Wie kann man besser fördern?
Zum Beispiel mit mehr Stipendien, das Stipendiensystem in Österreich ist beispielsweise sehr gut. Hier in Köln sind wir im Bundesvergleich schon ganz gut aufgestellt. Aber in einer Stadt dieser Größe könnte es mehr geben. Doch auch die Verlagsunterstützung wäre noch auszubauen. Denn wenn ich einen Roman schreibe, brauche ich eine längere Perspektive; er amortisiert sich nicht während des Schreibens, sondern erst nachher.
Wie entstand die Idee, den NSU-Prozess literarisch zu verarbeiten?
Ich habe mich schon länger mit der Justiz, Rechtsprechung und der politischen Dimension von Rechtsprechung beschäftigt. 2015 war ich bei Milo Raus „Kongo-Tribunal“, als Gerichtsschreiberin auf der Bühne. Und ich wurde immer wieder auf das NSU-Verfahren hingewiesen: Geh“ mal da hin, das ist der große Prozess. Ich war 2017 zum ersten Mal dort, also ziemlich spät. Und fand es dort sehr irritierend.
Inwiefern?
Es wirkte, als wäre die Emotionalität verrutscht. Ich hatte erwartet, etwas über diese schreckliche Terrorgeschichte zu erfahren. Stattdessen wurde über Kopierverordnungen gestritten. Das hat mich als Zuschauerin erstaunt.
Darüber hinaus?
Dass da auf der Zuschauertribüne Leute waren, die da – ohne jegliche Beteiligung – jeden Tag hingingen. Das wurde mein Anker. Wir hatten da einen Prozess mit einer Million Akten, mit Zeugen, die geschwiegen haben, mit Angeklagten, die geschwiegen habe, mit Behörden, die geschwiegen haben und haben Unterlagen schwärzen lassen. Da kann ich nicht hergehen, und den Prozess als Expertin beschreiben. Ich musste das Nichtwissen mit in meine Perspektive hineinnehmen.
Wie haben Sie diese unfassbare Menge an Material für sich organisiert?
Es war dafür wichtig, dort zu sein und mit den Leuten zu sprechen, die auf unterschiedliche Weise am Prozess beteiligt waren. Das hat eine Kraft. Es gab einen großen politischen Druck in dem Material: Du musst vom Leid der Opfer erzählen. Aber dazu gibt es sehr viel und sie wollten nicht mehr reden, sie hatten die Schnauze voll.
Die Opferperspektive wäre Aneignung gewesen.

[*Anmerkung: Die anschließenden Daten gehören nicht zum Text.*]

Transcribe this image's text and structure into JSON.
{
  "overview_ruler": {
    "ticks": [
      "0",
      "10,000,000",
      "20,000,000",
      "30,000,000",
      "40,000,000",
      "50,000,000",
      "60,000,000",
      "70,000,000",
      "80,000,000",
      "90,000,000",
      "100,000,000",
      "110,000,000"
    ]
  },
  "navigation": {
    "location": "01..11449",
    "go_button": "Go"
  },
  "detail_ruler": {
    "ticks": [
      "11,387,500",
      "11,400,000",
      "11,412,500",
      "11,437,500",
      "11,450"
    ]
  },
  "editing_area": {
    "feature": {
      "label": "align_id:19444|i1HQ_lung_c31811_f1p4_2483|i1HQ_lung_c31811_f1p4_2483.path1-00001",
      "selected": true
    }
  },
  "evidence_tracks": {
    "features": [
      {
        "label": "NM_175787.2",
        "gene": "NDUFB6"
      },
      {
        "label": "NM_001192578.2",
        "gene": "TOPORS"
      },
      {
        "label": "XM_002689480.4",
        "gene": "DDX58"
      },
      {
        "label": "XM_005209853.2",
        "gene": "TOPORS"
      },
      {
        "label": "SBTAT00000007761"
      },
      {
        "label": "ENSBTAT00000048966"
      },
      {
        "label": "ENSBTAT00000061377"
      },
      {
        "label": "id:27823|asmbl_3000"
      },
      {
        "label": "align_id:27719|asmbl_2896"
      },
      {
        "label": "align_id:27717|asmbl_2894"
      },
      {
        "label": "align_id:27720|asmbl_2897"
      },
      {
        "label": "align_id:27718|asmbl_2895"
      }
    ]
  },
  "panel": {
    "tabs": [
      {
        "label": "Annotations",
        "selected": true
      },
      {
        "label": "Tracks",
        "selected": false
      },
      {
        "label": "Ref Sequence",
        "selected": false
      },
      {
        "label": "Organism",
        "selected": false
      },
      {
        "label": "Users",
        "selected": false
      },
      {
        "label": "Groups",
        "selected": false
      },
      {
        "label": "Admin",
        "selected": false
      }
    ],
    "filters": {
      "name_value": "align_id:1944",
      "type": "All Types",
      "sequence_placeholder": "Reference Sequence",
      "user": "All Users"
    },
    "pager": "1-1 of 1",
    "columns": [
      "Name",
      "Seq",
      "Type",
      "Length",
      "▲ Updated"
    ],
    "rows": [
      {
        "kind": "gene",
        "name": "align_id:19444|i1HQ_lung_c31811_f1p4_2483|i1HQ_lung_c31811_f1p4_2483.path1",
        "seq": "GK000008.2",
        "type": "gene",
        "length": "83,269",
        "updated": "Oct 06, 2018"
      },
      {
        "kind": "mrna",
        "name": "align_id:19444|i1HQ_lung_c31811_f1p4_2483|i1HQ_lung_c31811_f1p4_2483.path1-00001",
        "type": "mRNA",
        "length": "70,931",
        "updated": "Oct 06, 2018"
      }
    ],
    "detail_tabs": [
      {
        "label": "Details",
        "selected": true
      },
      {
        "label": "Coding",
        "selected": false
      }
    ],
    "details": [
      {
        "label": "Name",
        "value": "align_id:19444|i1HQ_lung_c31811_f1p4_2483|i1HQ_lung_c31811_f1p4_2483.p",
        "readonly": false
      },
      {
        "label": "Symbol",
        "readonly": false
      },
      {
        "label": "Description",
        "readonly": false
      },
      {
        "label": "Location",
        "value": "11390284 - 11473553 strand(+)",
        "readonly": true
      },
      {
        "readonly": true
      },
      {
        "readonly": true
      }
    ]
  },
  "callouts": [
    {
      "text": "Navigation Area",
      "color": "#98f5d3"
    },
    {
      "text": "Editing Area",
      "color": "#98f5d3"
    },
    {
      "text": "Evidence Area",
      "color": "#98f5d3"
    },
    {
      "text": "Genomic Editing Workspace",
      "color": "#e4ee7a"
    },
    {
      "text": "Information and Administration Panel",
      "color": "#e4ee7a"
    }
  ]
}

Genau. Für mich war die Hauptfrage, was geht das uns alle an? Was heißt das, dass der Prozess so ausgegangen ist, eine gewisse Straflosigkeit erfolgt ist. Die machen ja jetzt weiter.
Wie wurde aus der Beobachterin Kathrin Röggla das Wir im Buch?
Ich habe keine Autofiktion geschrieben, das ist ein fiktives Wir. Das Buch ist kein Dokument des NSU-Prozesses mit mir als Beobachterin – und es wehrt sich gegen den Dokument-Status, der den Prozess abschließen würde. Natürlich gibt es Alter Ego-Momente. Aber es ist anders als in meinem New York-Buch über 9/11, wo ich vor Ort war und ganz bewusst meinen Namen reingebracht habe. In „Laufendes Verfahren“ ist es völlig irrelevant, wer das Wir ist.
Weil es so auch jemand anderes hätte erleben können?
Genau. Beziehungsweise, man muss es nicht auf mich beziehen. Es hat seine eigene Geschichte, dieses Wir im Buch ist nicht einfach nur Aufnahmeinstanz eines Geschehens.
Statt der Vergangenheit verwenden Sie das Futur.
Der Prozess ist revisionsfest abgeschlossen, er ist Vergangenheit. Aber jeder Prozess hat eine Zukünftigkeit: Er kann weitere nach sich ziehen, die Urteile verändern weitere Urteile. Er hat eine Wirkung. Weil aber nicht genügend aufgeklärt worden ist, gab es die Forderung der Nebenkläger: Kein Schlussstrich! Das war für mich der Auftrag: Dass man den Prozess nicht als etwas Abgeschlossenes erzählt, sondern dass es weitergeht.
Wie haben Sie es geschafft, sich so lange mit einem Thema zu beschäftigen, das so wütend macht? Das fällt einem ja schon beim Lesen schwer.
Dadurch, dass ich mit vielen im Gespräch war. Da tut Solidarität gut. Für mich aber ist das Schreiben die Lösung. Es hilft mir. Dadurch kann ich die Wut loslassen. Das Schreiben ist die Antwort. Und es ist ein Sich-Wehren gegen diese Zustände.
Haben Sie darüber nachgedacht, dass Sie ins Visier der Rechten geraten könnten – im Buch ist von 10 000er-Listen die Rede?
Tatsache ist, dass, wenn es eine 10 000er-Liste gibt, dann können wir alle draufstehen. Wir müssen die Bedrohung langsam wahrnehmen: Die Bedrohung, die von der AfD kommt, die von Rechtsextremen kommt. Diesen Hass gegen die Mitte der Gesellschaft. Und man muss sich klarmachen: Wenn ich Angst habe, wie geht es erst all den Leuten, die migrantisch lesbar sind?